Poland has a minimum issuance size of €250m as do many others. Austria is the exception, and can be approached with €15m clips — a strategy that has won praise from dealers who hold it up as as a good example of how sovereigns should approach the Schuldschein market. Austria looks for a discount from its benchmark curve of between minus 8bp and minus 12bp for Schuldscheine.
But convincing other sovereigns of the benefits of Schuldscheine has not been straightforward, as there is a potential problem with public perception if sovereigns do off-screen, private trades. This is a concern for the larger benchmark issuing sovereigns who are anxious to be transparent to investors.

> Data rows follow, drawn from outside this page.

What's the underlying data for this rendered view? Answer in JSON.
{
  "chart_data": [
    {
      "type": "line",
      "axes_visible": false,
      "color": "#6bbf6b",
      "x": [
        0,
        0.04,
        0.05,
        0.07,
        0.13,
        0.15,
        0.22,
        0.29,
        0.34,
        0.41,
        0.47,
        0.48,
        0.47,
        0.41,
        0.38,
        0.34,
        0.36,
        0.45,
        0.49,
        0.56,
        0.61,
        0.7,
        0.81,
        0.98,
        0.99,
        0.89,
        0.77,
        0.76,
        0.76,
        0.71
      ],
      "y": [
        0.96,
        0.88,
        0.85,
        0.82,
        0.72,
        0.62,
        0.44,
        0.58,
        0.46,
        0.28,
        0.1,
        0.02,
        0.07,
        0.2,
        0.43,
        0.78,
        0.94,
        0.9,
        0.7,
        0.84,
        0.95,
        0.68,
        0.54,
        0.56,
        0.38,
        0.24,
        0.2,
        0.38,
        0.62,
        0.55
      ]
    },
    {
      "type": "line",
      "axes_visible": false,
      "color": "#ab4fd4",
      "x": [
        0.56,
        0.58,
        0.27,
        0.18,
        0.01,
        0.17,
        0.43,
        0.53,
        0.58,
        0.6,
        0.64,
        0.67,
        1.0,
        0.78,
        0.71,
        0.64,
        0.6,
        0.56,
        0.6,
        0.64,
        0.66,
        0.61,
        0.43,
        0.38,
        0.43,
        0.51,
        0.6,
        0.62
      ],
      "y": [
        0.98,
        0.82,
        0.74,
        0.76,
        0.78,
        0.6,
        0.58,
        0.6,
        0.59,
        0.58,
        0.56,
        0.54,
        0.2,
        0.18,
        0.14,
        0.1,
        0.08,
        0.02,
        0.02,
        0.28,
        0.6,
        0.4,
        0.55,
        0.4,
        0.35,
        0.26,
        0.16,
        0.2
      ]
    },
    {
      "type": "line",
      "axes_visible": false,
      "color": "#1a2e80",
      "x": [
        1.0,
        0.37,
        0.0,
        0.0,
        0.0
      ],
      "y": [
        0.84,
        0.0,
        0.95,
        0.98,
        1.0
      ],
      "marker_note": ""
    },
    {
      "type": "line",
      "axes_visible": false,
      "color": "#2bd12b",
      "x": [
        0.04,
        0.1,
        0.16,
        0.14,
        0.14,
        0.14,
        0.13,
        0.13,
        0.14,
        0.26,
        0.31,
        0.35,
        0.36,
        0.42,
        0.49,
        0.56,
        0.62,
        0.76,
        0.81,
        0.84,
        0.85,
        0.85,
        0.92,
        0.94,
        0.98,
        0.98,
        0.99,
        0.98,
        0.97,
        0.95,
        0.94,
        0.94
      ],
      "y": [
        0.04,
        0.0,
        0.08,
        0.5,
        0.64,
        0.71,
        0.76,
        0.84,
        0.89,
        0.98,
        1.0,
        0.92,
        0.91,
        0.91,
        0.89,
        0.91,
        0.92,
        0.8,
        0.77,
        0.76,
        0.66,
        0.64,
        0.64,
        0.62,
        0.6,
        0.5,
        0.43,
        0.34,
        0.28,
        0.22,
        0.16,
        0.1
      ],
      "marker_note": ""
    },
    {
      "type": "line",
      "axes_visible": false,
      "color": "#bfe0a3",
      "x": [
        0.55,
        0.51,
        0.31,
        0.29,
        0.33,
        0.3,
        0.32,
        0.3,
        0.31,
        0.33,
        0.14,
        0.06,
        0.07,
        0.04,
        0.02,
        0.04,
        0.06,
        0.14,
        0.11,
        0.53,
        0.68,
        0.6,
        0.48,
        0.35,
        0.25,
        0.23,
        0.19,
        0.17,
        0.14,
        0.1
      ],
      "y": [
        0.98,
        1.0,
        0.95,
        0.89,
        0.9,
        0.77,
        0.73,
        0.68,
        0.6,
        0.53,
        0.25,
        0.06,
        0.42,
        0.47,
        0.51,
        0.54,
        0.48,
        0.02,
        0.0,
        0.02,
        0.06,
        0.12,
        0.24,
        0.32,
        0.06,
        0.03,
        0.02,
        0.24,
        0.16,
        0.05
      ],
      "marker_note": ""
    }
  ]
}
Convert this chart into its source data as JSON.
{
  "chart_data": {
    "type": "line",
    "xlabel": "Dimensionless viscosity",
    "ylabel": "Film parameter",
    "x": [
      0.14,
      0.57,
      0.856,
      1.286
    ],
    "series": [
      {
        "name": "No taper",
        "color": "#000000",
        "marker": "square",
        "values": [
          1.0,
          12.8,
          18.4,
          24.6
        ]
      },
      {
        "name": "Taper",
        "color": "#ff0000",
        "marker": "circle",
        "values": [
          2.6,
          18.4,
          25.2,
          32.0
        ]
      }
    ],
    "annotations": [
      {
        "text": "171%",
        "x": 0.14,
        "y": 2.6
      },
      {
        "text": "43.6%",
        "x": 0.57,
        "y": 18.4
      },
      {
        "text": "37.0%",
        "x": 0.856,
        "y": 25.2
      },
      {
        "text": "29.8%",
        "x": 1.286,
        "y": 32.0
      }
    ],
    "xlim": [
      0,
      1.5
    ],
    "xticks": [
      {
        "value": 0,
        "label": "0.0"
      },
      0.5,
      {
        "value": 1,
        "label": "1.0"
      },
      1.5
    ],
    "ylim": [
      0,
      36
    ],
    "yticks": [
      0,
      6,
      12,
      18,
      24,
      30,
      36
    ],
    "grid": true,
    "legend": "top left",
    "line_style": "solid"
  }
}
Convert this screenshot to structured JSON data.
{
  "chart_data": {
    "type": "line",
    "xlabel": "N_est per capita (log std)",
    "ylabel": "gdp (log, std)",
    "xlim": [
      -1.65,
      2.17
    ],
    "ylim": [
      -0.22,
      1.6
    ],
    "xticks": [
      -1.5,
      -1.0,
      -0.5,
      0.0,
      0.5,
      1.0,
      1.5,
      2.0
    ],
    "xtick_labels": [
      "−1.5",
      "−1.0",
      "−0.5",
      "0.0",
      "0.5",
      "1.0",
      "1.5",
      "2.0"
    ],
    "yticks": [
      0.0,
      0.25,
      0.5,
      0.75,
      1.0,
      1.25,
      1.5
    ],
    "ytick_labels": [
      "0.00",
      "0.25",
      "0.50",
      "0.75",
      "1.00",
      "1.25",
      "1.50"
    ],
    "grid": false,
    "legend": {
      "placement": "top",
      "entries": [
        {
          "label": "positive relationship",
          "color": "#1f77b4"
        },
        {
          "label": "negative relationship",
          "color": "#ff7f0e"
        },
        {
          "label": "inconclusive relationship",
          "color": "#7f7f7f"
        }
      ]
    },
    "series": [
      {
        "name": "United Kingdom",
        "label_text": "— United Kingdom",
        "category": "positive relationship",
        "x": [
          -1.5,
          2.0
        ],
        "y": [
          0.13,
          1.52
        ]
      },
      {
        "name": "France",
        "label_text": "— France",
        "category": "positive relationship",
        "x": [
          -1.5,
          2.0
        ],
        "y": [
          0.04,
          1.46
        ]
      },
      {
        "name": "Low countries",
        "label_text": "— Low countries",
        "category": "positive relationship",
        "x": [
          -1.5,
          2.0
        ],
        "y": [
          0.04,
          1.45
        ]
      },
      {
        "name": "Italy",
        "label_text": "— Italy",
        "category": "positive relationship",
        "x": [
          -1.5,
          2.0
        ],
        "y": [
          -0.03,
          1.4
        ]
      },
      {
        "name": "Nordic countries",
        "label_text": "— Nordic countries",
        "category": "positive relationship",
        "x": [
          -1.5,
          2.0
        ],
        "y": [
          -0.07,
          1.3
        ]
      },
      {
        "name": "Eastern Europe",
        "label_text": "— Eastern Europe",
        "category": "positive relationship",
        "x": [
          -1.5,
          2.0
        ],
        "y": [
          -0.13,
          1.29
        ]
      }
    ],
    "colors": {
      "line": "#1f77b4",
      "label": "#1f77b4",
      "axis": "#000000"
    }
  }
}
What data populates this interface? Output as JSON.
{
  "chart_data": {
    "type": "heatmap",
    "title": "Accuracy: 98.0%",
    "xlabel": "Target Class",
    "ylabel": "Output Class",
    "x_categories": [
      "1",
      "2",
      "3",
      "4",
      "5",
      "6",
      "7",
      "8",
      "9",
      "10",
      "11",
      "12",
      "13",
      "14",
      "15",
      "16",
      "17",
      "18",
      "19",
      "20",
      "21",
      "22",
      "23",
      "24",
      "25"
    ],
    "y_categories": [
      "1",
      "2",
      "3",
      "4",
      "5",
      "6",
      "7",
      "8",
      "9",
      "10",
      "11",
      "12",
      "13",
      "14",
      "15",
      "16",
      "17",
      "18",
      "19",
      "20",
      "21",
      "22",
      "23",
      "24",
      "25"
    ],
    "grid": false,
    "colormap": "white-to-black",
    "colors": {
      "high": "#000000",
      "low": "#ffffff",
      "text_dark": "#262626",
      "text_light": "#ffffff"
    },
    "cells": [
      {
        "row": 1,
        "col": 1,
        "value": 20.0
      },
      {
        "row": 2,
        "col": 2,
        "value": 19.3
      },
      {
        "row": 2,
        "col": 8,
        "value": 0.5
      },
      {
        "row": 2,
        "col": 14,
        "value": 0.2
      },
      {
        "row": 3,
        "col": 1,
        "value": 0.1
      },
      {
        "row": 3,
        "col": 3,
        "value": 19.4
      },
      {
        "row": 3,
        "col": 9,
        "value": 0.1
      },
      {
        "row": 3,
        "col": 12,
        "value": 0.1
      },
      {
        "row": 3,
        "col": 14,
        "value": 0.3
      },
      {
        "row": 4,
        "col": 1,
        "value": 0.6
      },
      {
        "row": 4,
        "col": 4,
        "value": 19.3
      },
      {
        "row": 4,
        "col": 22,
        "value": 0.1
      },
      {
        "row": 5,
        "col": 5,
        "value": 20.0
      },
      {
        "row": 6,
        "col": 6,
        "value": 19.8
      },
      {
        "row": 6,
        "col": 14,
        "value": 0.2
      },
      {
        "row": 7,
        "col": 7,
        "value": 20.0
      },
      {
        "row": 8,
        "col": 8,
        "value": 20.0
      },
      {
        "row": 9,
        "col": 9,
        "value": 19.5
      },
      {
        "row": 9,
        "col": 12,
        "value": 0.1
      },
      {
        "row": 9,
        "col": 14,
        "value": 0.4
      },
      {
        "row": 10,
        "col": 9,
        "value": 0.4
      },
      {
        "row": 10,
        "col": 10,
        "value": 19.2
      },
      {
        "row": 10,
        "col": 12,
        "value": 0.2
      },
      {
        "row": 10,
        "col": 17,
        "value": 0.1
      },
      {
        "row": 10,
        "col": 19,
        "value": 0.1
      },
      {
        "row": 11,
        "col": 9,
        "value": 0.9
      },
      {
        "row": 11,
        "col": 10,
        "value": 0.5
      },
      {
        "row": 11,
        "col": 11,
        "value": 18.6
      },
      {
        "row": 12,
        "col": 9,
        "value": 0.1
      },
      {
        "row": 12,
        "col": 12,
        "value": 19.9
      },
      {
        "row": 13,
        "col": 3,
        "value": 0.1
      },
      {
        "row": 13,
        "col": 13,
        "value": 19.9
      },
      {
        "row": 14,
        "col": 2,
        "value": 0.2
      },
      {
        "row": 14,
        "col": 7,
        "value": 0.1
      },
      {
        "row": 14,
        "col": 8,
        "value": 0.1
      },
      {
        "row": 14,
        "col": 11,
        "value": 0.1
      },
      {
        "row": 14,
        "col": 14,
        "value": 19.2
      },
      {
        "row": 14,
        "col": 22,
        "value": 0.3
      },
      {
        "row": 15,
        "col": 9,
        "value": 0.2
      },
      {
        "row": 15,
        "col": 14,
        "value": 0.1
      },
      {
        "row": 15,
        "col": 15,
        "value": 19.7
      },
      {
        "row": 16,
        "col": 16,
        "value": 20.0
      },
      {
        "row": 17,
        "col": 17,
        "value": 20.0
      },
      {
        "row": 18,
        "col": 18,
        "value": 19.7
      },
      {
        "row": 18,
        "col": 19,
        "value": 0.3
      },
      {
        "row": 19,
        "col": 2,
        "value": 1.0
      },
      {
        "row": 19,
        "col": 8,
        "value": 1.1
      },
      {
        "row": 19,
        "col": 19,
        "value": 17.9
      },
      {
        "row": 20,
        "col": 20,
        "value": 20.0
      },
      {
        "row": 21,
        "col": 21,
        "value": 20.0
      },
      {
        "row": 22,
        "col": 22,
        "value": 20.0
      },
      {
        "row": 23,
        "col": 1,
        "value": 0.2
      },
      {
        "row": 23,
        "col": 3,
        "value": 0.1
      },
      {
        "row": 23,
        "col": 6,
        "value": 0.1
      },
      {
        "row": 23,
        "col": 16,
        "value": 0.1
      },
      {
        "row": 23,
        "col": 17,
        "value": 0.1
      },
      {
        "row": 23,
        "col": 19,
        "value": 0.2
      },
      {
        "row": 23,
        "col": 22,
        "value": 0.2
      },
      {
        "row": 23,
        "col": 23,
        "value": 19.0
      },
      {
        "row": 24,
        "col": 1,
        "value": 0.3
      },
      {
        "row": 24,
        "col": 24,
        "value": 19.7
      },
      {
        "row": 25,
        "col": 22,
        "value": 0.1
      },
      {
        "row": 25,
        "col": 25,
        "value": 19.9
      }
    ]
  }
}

But the pick-up over Federal State Schuldschein is particularly prominent in the levels of the eastern European sovereigns. "Eastern European sovereigns are definitely a market that our investors are interested in," says Christoph Cremers, director and head of domestic sales/trading institutional sales for Germany and Austria at HSBC in London.
"Tapping the Schuldschein markets allows us to take advantage of a whole new investor base, and the reverse enquiry from German insurance companies has been strong," says Anna Suszynska, deputy director of the financial assets and liabilities department at the Polish finance ministry. "This year we decided that the interest had grown to such an extent that it was time to take advantage of the demand."
But how much longer this flurry in sovereign Schuldsheine will last is unclear. Because it is such a discreet market, it is hard to know how much is being traded. Dealers say interest in vanilla sovereign Schuldschein has already slowed as investors have been put off by tighter spreads.
But the structured Schuldschein market is stepping in as some southern European countries have this year traded CMS notes in Schuldschein format.
"It’s all about whether the issuer is set up to issue Schuldschein, and the size criteria as well — they’d need to be around €100m or larger," says a senior MTN dealer in London.
Other dealers say there is demand for lightly structured Schuldschein notes, but that issuers are unwilling or unable to sell complicated structures.
“There is a bid for European sovereigns to issue Schuldschein at the moment, especially for for lightly structured CMS products, but for various reasons these issuers are not keen to tap that demand,” says Julie Edinburgh, director, head of MTNs at Credit Suisse in London.
Dealers are unsure whether the increase in sovereign Schuldschein issuance this year will continue into next year, as its primary driver was the wider spreads. As investor confidence returns, buyers may be keen to move down the credit curve and back into financial institutions and riskier credits.